We are just a part, not the whole: Some thoughts on perspective
I had a dream last night. The details are fuzzy but it took place at a book launch. I was listening in to two women's perspectives on the food being laid on. One wanted to make more sandwiches. The other said it would be a complete waste of food and there was no point cutting any more loaves. The first thought that the food could go to someone who needs it if it wasn't all eaten at the launch. While she was frustrated inside, she relented and left the loaves alone...
A little later I was lying awake listening to my husband snoring. For me, after we'd both woken up at 5am, the sound of his snoring was intensely irritating. However, I didn't dare move him to try and stop the snoring as I knew that he'd had night after night of waking around 4 or 5am and then not being able to get back to sleep. So, although I was desperate for more sleep, and everything in me was fighting the urge, I was trying to see things from my husband's perspective and leave him in peace.
The Easter holiday was another test of me seeing things from others' perspectives. It was also a time to try and teach my children to do the same. After a fraught last (half-term) holiday, in which I juggled too much work with trying to spend time with the kids, I had made the decision not to work as much in the Easter holiday.
Even so, in the few hours I snatched here and there, my son was always next to me saying, 'What can I do?' I tried to show both him and my daughter that they are blessed with lovely toys and have the opportunity to play with them and amuse themselves on the days we weren't out and about or seeing friends.

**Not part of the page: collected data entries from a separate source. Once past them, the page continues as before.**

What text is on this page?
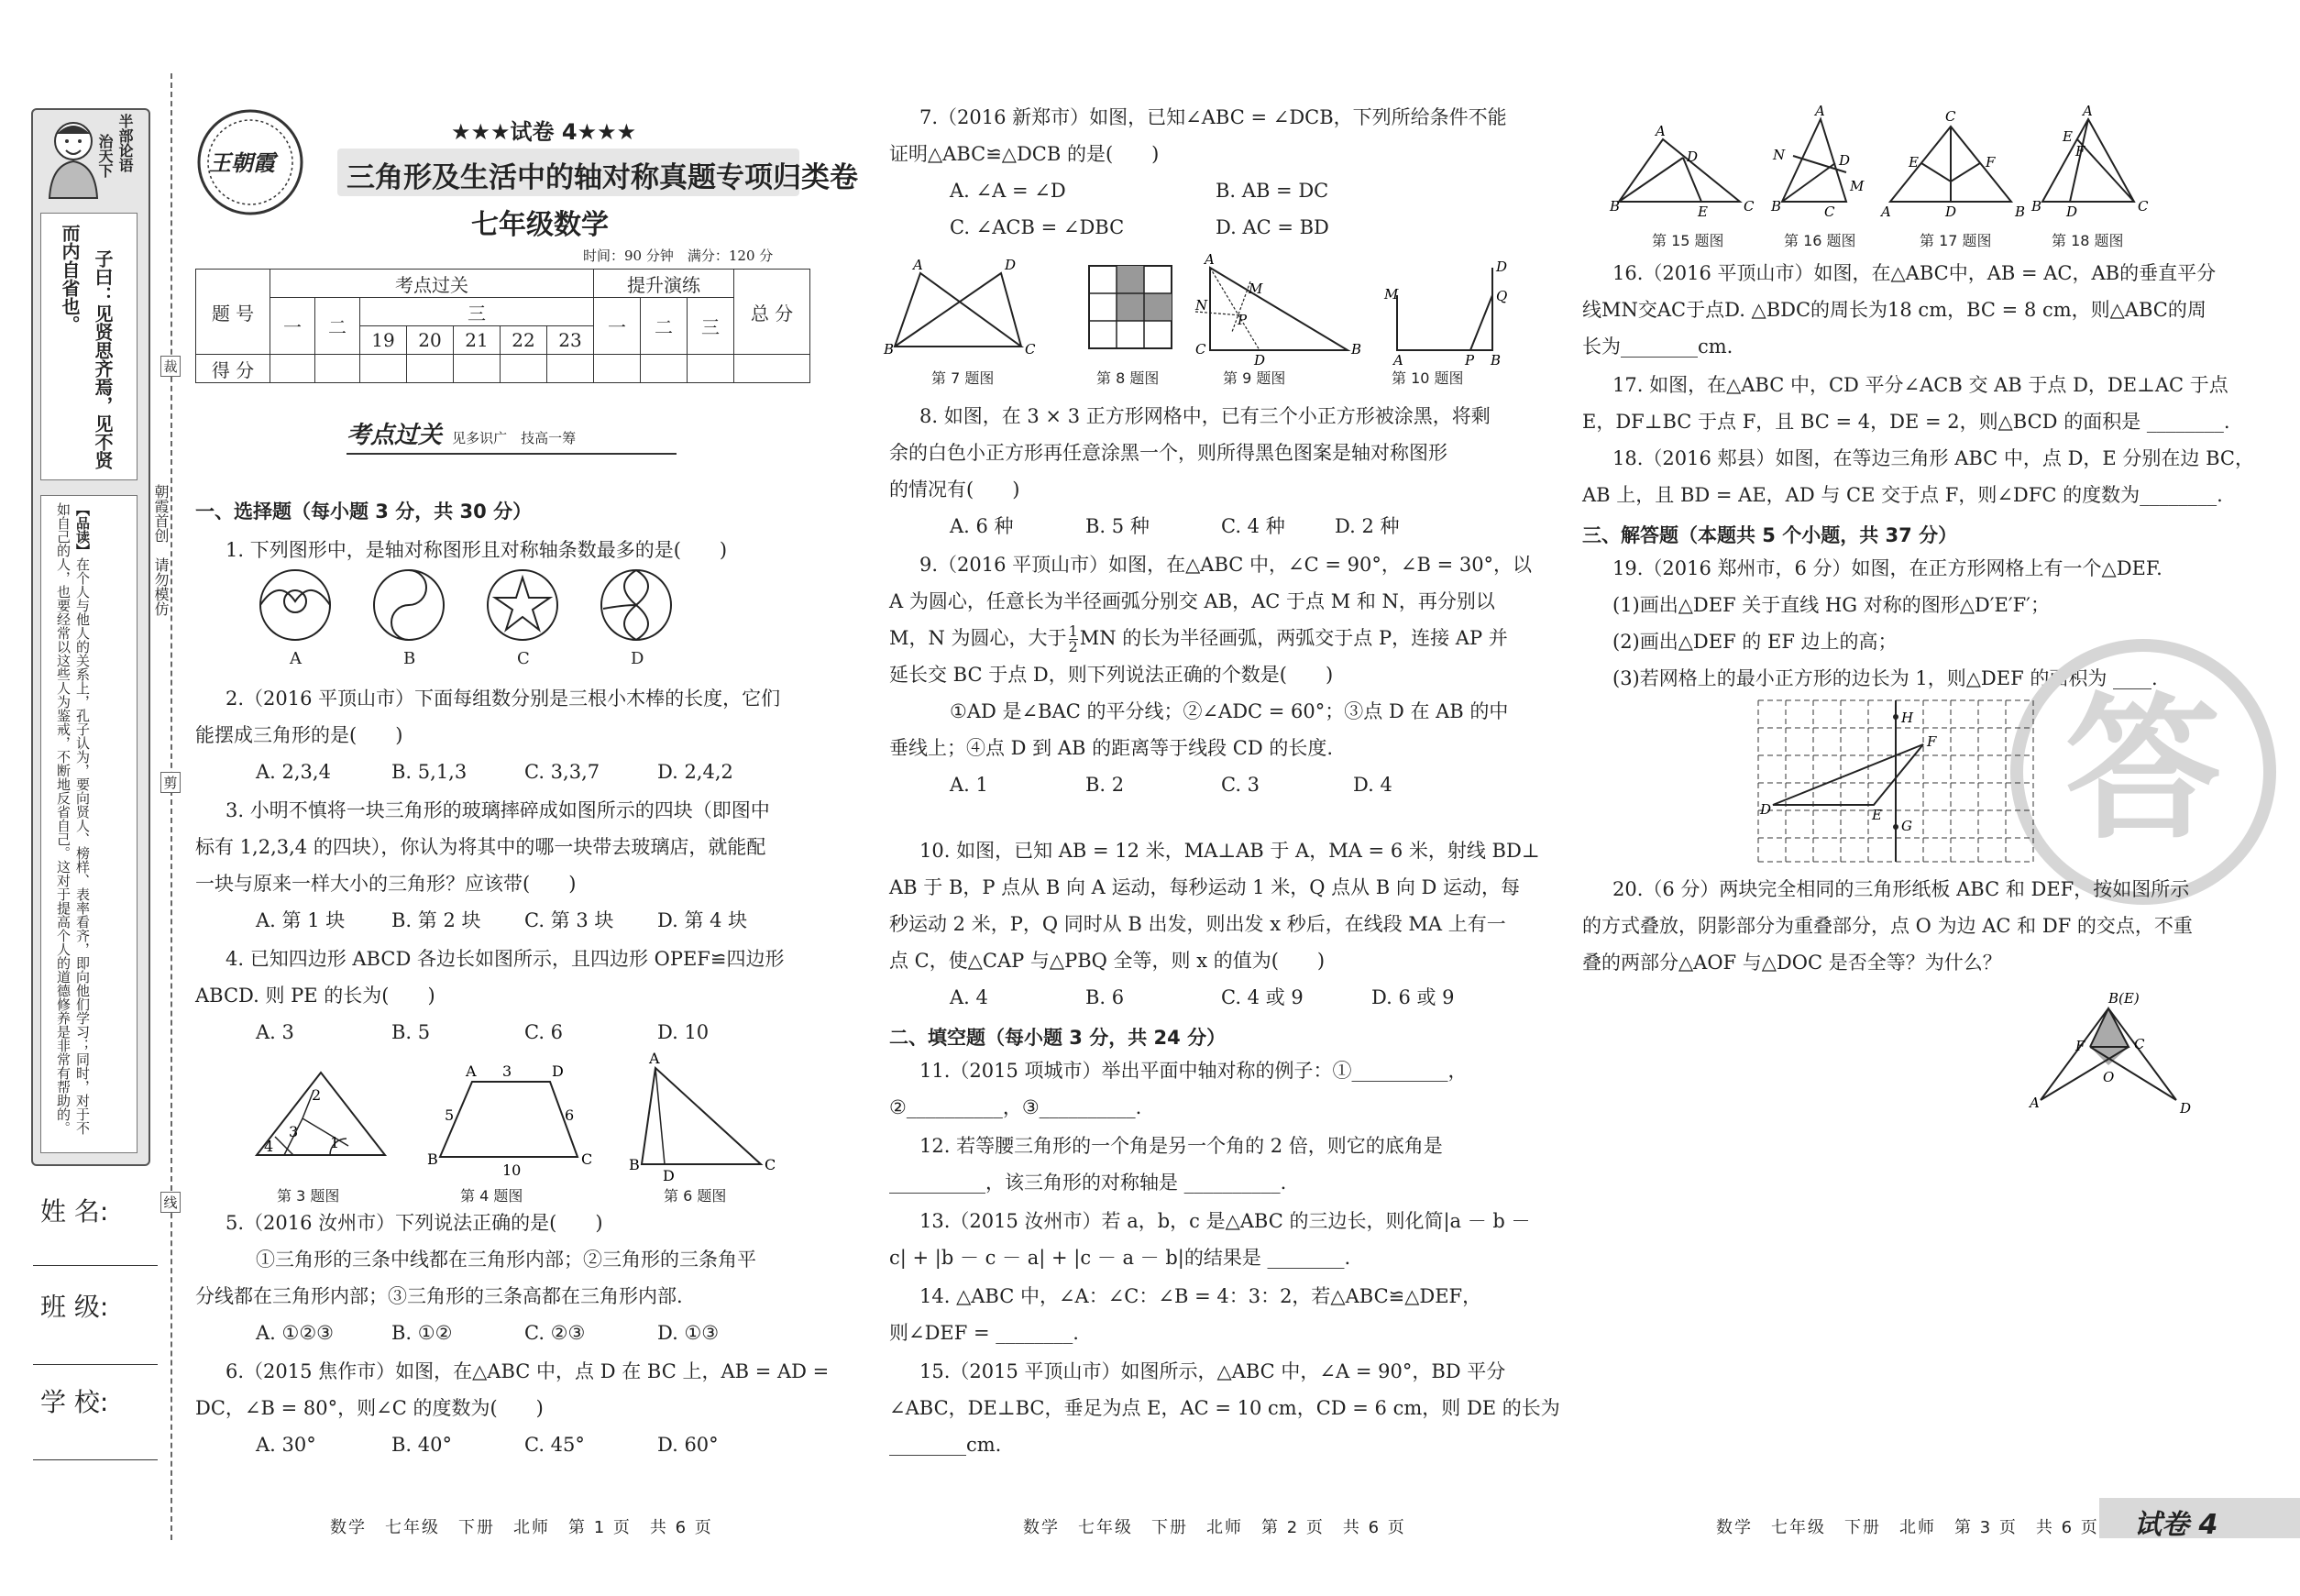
半部论语
治天下
子曰：见贤思齐焉，见不贤
而内自省也。
【品读】在个人与他人的关系上，孔子认为，要向贤人、榜样、表率看齐，即向他们学习；同时，对于不如自己的人，也要经常以这些人为鉴戒，不断地反省自己。这对于提高个人的道德修养是非常有帮助的。	朝霞首创　请勿模仿
裁
剪
线
姓 名:
班 级:
学 校:
王朝霞
★★★试卷 4★★★
三角形及生活中的轴对称真题专项归类卷
七年级数学
时间：90 分钟　满分：120 分
题 号	考点过关							提升演练			总 分
	一	二	三					一	二	三	
			19	20	21	22	23				
得 分											
考点过关 见多识广　技高一筹
一、选择题（每小题 3 分，共 30 分）

1. 下列图形中，是轴对称图形且对称轴条数最多的是(　　)

A	B	C	D

2.（2016 平顶山市）下面每组数分别是三根小木棒的长度，它们

能摆成三角形的是(　　)

A. 2,3,4	B. 5,1,3	C. 3,3,7	D. 2,4,2

3. 小明不慎将一块三角形的玻璃摔碎成如图所示的四块（即图中

标有 1,2,3,4 的四块），你认为将其中的哪一块带去玻璃店，就能配

一块与原来一样大小的三角形？应该带(　　)

A. 第 1 块	B. 第 2 块	C. 第 3 块	D. 第 4 块

4. 已知四边形 ABCD 各边长如图所示，且四边形 OPEF≌四边形

ABCD. 则 PE 的长为(　　)

A. 3	B. 5	C. 6	D. 10
2
3
4	1
A	D
B	C
5
3
6
10
A
B
D
C
第 3 题图	第 4 题图	第 6 题图

5.（2016 汝州市）下列说法正确的是(　　)

①三角形的三条中线都在三角形内部；②三角形的三条角平

分线都在三角形内部；③三角形的三条高都在三角形内部.

A. ①②③	B. ①②	C. ②③	D. ①③

6.（2015 焦作市）如图，在△ABC 中，点 D 在 BC 上，AB = AD =

DC，∠B = 80°，则∠C 的度数为(　　)

A. 30°	B. 40°	C. 45°	D. 60°
数学　七年级　下册　北师　第 1 页　共 6 页

7.（2016 新郑市）如图，已知∠ABC = ∠DCB，下列所给条件不能

证明△ABC≌△DCB 的是(　　)

A. ∠A = ∠D	B. AB = DC
C. ∠ACB = ∠DBC	D. AC = BD
A	D
B	C
A
C
D
B
N
M
P
M
A	P B
D
Q
第 7 题图	第 8 题图	第 9 题图	第 10 题图

8. 如图，在 3 × 3 正方形网格中，已有三个小正方形被涂黑，将剩

余的白色小正方形再任意涂黑一个，则所得黑色图案是轴对称图形

的情况有(　　)

A. 6 种	B. 5 种	C. 4 种	D. 2 种

9.（2016 平顶山市）如图，在△ABC 中，∠C = 90°，∠B = 30°，以

A 为圆心，任意长为半径画弧分别交 AB，AC 于点 M 和 N，再分别以

M，N 为圆心，大于 $\frac{1}{2}$ MN 的长为半径画弧，两弧交于点 P，连接 AP 并

延长交 BC 于点 D，则下列说法正确的个数是(　　)

①AD 是∠BAC 的平分线；②∠ADC = 60°；③点 D 在 AB 的中

垂线上；④点 D 到 AB 的距离等于线段 CD 的长度.

A. 1	B. 2	C. 3	D. 4

10. 如图，已知 AB = 12 米，MA⊥AB 于 A，MA = 6 米，射线 BD⊥

AB 于 B，P 点从 B 向 A 运动，每秒运动 1 米，Q 点从 B 向 D 运动，每

秒运动 2 米，P，Q 同时从 B 出发，则出发 x 秒后，在线段 MA 上有一

点 C，使△CAP 与△PBQ 全等，则 x 的值为(　　)

A. 4	B. 6	C. 4 或 9	D. 6 或 9
二、填空题（每小题 3 分，共 24 分）

11.（2015 项城市）举出平面中轴对称的例子：①__________，

②__________，③__________.

12. 若等腰三角形的一个角是另一个角的 2 倍，则它的底角是

__________，该三角形的对称轴是 __________.

13.（2015 汝州市）若 a，b，c 是△ABC 的三边长，则化简|a － b －

c| + |b － c － a| + |c － a － b|的结果是 ________.

14. △ABC 中，∠A：∠C：∠B = 4：3：2，若△ABC≌△DEF，

则∠DEF = ________.

15.（2015 平顶山市）如图所示，△ABC 中，∠A = 90°，BD 平分

∠ABC，DE⊥BC，垂足为点 E，AC = 10 cm，CD = 6 cm，则 DE 的长为

________cm.

数学　七年级　下册　北师　第 2 页　共 6 页
A
B
D
E	C
A
N
B	C
D
M
C
A	D	B
E	F
A
E
F
B D	C
第 15 题图	第 16 题图	第 17 题图	第 18 题图

16.（2016 平顶山市）如图，在△ABC中，AB = AC，AB的垂直平分

线MN交AC于点D. △BDC的周长为18 cm，BC = 8 cm，则△ABC的周

长为________cm.

17. 如图，在△ABC 中，CD 平分∠ACB 交 AB 于点 D，DE⊥AC 于点

E，DF⊥BC 于点 F，且 BC = 4，DE = 2，则△BCD 的面积是 ________.

18.（2016 郏县）如图，在等边三角形 ABC 中，点 D，E 分别在边 BC，

AB 上，且 BD = AE，AD 与 CE 交于点 F，则∠DFC 的度数为________.

三、解答题（本题共 5 个小题，共 37 分）

19.（2016 郑州市，6 分）如图，在正方形网格上有一个△DEF.

(1)画出△DEF 关于直线 HG 对称的图形△D′E′F′；

(2)画出△DEF 的 EF 边上的高；

(3)若网格上的最小正方形的边长为 1，则△DEF 的面积为 ____.

答
H
G
F
D	E

20.（6 分）两块完全相同的三角形纸板 ABC 和 DEF，按如图所示

的方式叠放，阴影部分为重叠部分，点 O 为边 AC 和 DF 的交点，不重

叠的两部分△AOF 与△DOC 是否全等？为什么？

B(E)
F	C
O
A	D
数学　七年级　下册　北师　第 3 页　共 6 页 试卷 4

My children seemed to have a sixth sense whenever I went to my computer to sit down and work. Even though they had been happily playing without me in the room, inevitably what they were doing suddenly stopped being fun and they appeared by my side! So I was trying to teach them some give and take, explaining that I was only taking the odd hour on certain days to work – although I normally work the whole time they are at school.
For the majority of the holiday time we enjoyed the fantastic weather and got out and about with friends on fantastic walks and trips. But I also had to check myself and see things from their perspective. They wanted to spend time with me, and being greeted by a stressed mummy whenever they entered my office couldn't have been fun.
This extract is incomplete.